Merde à Salvini. Quand Jean (Asselborn) s’énerve…

(B2) Une passe d’armes a opposé le ministre de l’intérieur italien Matteo Salvini et le ministre luxembourgeois Jean Asselborn. C’était ce vendredi (14 septembre) lors de la conférence sur les migrations et la sécurité organisée à Vienne par la présidence autrichienne de l’UE.

Lors d’une longue élocution, l’Italien a d’abord contredit « ses collègues », notamment le Luxembourgeois« qui disent nécessaire de l’immigration parce que la population européenne vieillit ».

« J’ai un point de vue complètement différent.
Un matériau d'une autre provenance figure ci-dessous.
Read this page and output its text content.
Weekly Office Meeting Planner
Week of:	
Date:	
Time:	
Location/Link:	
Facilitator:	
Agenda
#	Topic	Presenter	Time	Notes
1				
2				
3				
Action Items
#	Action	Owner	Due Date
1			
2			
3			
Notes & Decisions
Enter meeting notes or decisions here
Je suis au gouvernement pour aider nos jeunes à refaire ces enfants qu’ils faisaient encore il y a quelques années. Et non pour importer ce qui se fait de mieux de la jeunesse africaine pour remplacer les Européens qui, pour des soucis économiques, ne font plus d’enfants. Ce sont deux visions du monde complètement différentes. »

Et d’ajouter :

« En Italie, nous avons besoin de faire des enfants, pas de nouveaux esclaves pour supplanter les enfants que nous ne faisons plus. Peut-être qu’au Luxembourg, ils ont ce besoin »…
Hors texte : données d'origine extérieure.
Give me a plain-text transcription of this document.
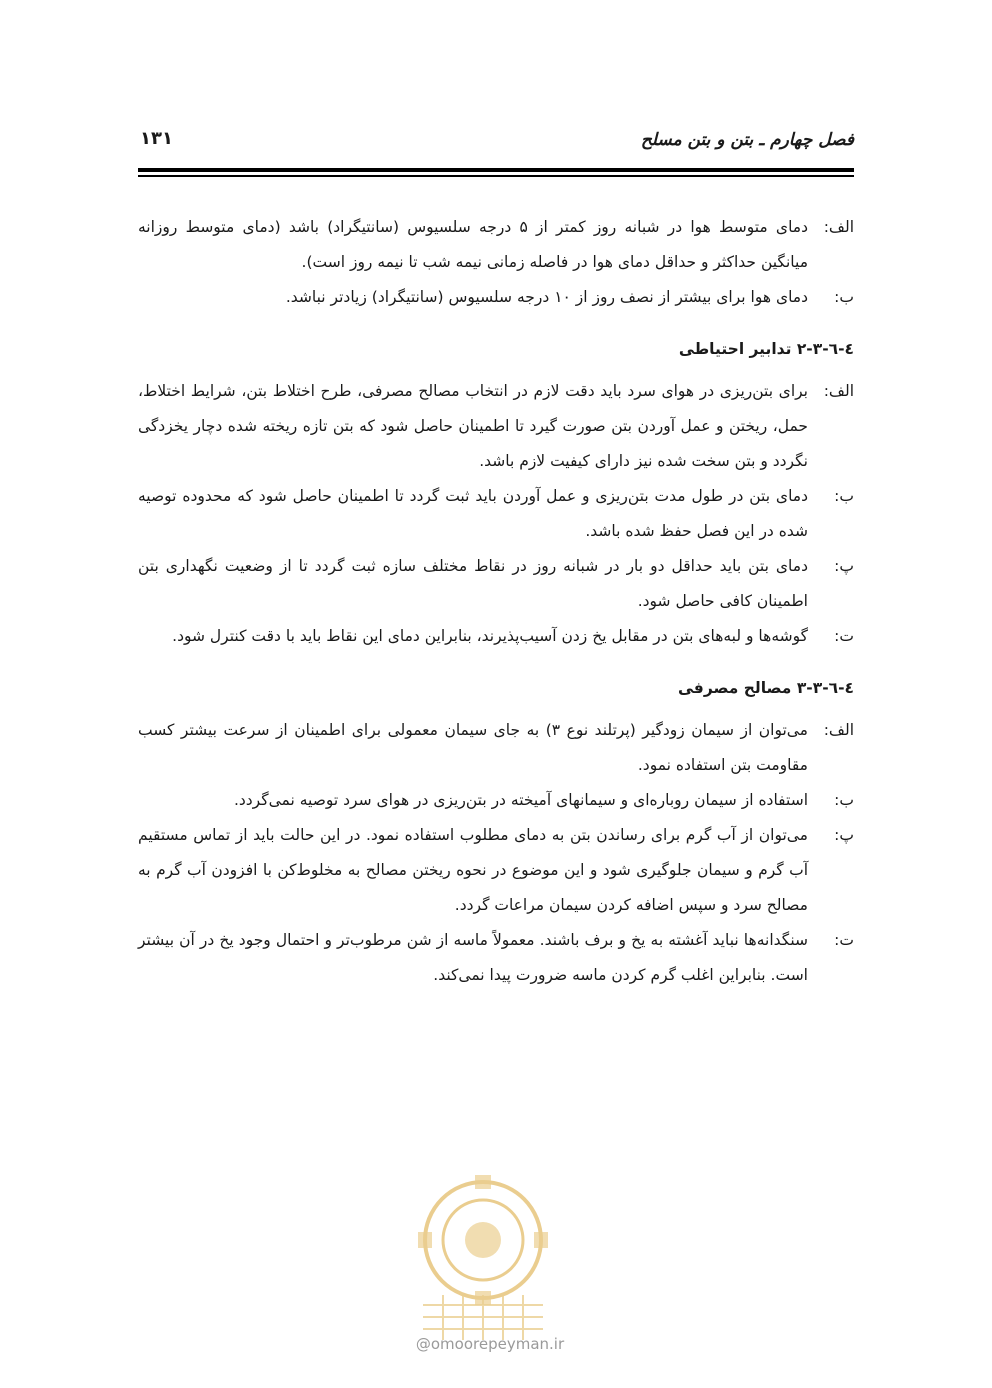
فصل چهارم ـ بتن و بتن مسلح
۱۳۱
الف:
دمای متوسط هوا در شبانه روز کمتر از ۵ درجه سلسیوس (سانتیگراد) باشد (دمای متوسط روزانه میانگین حداکثر و حداقل دمای هوا در فاصله زمانی نیمه شب تا نیمه روز است).
ب:
دمای هوا برای بیشتر از نصف روز از ۱۰ درجه سلسیوس (سانتیگراد) زیادتر نباشد.
٤-٦-٣-٢ تدابیر احتیاطی
الف:
برای بتن‌ریزی در هوای سرد باید دقت لازم در انتخاب مصالح مصرفی، طرح اختلاط بتن، شرایط اختلاط، حمل، ریختن و عمل آوردن بتن صورت گیرد تا اطمینان حاصل شود که بتن تازه ریخته شده دچار یخزدگی نگردد و بتن سخت شده نیز دارای کیفیت لازم باشد.
ب:
دمای بتن در طول مدت بتن‌ریزی و عمل آوردن باید ثبت گردد تا اطمینان حاصل شود که محدوده توصیه شده در این فصل حفظ شده باشد.
پ:
دمای بتن باید حداقل دو بار در شبانه روز در نقاط مختلف سازه ثبت گردد تا از وضعیت نگهداری بتن اطمینان کافی حاصل شود.
ت:
گوشه‌ها و لبه‌های بتن در مقابل یخ زدن آسیب‌پذیرند، بنابراین دمای این نقاط باید با دقت کنترل شود.
٤-٦-٣-٣ مصالح مصرفی
الف:
می‌توان از سیمان زودگیر (پرتلند نوع ۳) به جای سیمان معمولی برای اطمینان از سرعت بیشتر کسب مقاومت بتن استفاده نمود.
ب:
استفاده از سیمان روباره‌ای و سیمانهای آمیخته در بتن‌ریزی در هوای سرد توصیه نمی‌گردد.
پ:
می‌توان از آب گرم برای رساندن بتن به دمای مطلوب استفاده نمود. در این حالت باید از تماس مستقیم آب گرم و سیمان جلوگیری شود و این موضوع در نحوه ریختن مصالح به مخلوط‌کن با افزودن آب گرم به مصالح سرد و سپس اضافه کردن سیمان مراعات گردد.
ت:
سنگدانه‌ها نباید آغشته به یخ و برف باشند. معمولاً ماسه از شن مرطوب‌تر و احتمال وجود یخ در آن بیشتر است. بنابراین اغلب گرم کردن ماسه ضرورت پیدا نمی‌کند.
@omoorepeyman.ir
Devant cette logorrhée, aux relents racistes, Jean Asselborn sent la moutarde lui monter au nez — on entend des « Allez », « dedieu », « c’est abusé » —. Il prend ensuite la parole pour lâcher une phrase qui restera comme un des rares moments de vérité du débat public européen.

« Au Luxembourg, cher monsieur, on avait des dizaines de milliers d’Italiens, qui sont venus comme migrants, qui ont travaillé au Luxembourg, pour que vous, en Italie ayez de l’argent, pour élever vos enfants. Merde alors ! Dedieu … enfin ».